DOMAIN ERROR: Left argument must be sorted ascending
      d(⊢-1+⍸)p
       ∧


## Garbage collection


## Aaron's notes
- The E function strikes me as somewhat inefficient and probably wouldn't scale well for larger systems.
- When using the D2P idiom on its own, I prefer to put something like {} in front of it or the like to ensure that I am discarding the data from the reduction
- The use of membership to check descendants is quite expensive. There's no need to do this, and the combination of ∊ with ⍸ is even worse. You can instead use the fact that ⍵[p] gives you the Boolean mask of whether your parent is marked for removal or not. Thus, ⍵∨⍵[p] is a more intuitive way to check for removal, and can be read as, "Either we or our parents are marked for removal." 
- You're working in both "depth" and "parent", which is fine to illustrate things, but it might be worth putting some "engineering notes" here that talk about how you wouldn't want to maintain both the depth vector and the parent vector at the same time. I prefer to "go into parent mode" and then do work, and then when I am done with all of that work, go back into "depth mode". 
- You're ending does the removal and the update of the depth vector, but this gives the impression that you don't need to worry about your parent vector. This would lead people down the path of recreating the parent vector on each iteration, which I don't think is warranted. Instead, you might consider introducing the "garbage collection idiom" dm(⊢-1+⍸)pv to show how to update the parent vector appropriately. 
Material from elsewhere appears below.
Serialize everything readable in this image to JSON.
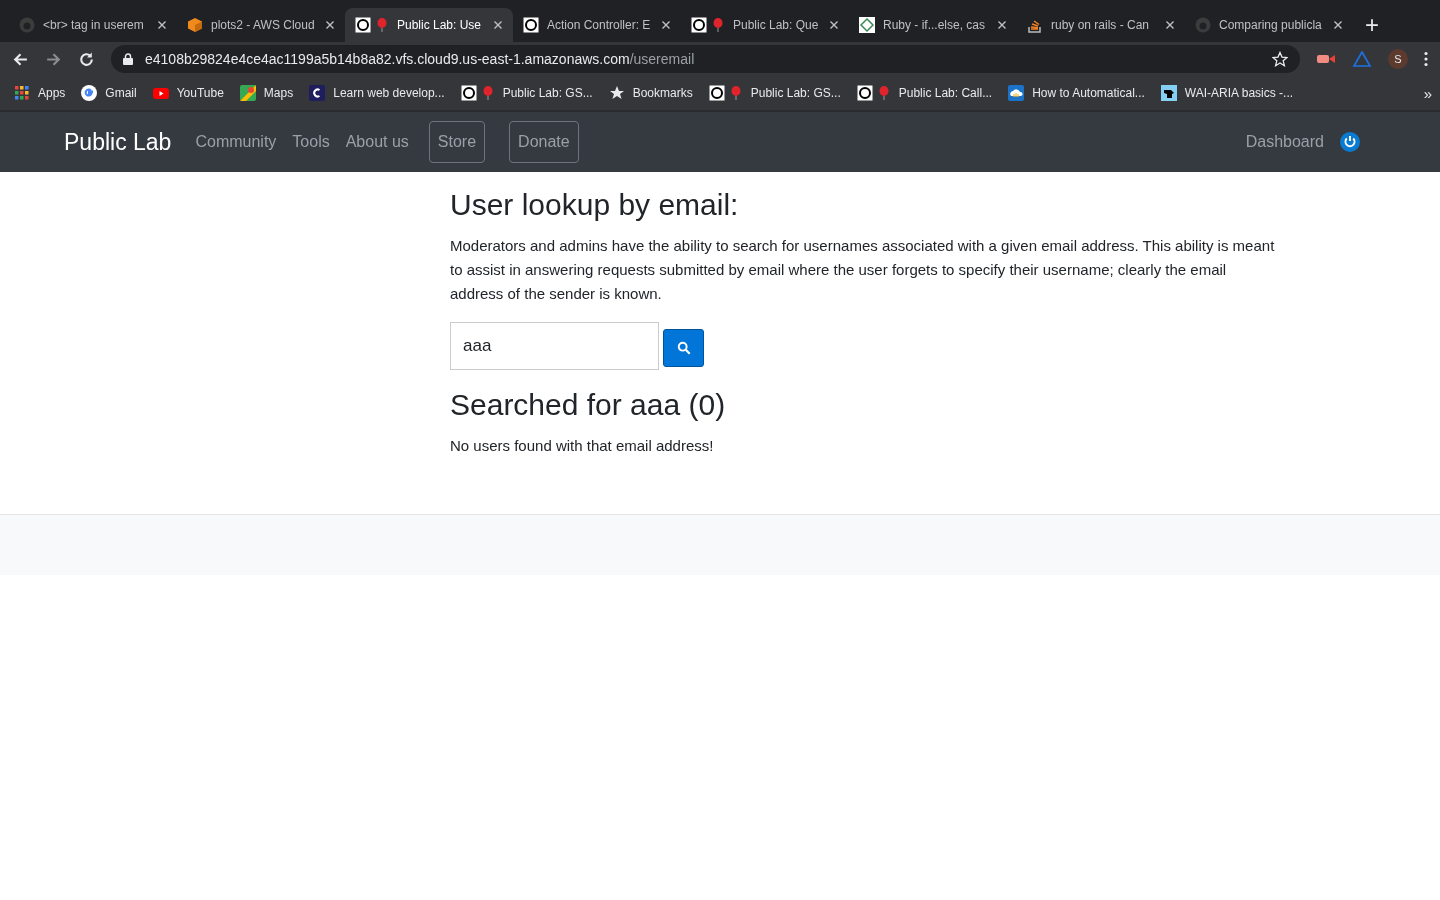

- You also don't show how you might nicely update the columns of the tree, and instead just go straight back into a serialized ⎕XML format. Again, perfectly fine, but if you often want to do more than one thing to a tree, I prefer to use something like d t v a⌿⍨←⊂msk←... as an idiom for filtering things out and updating the columns. This then allows you to chain that together with the collection idiom.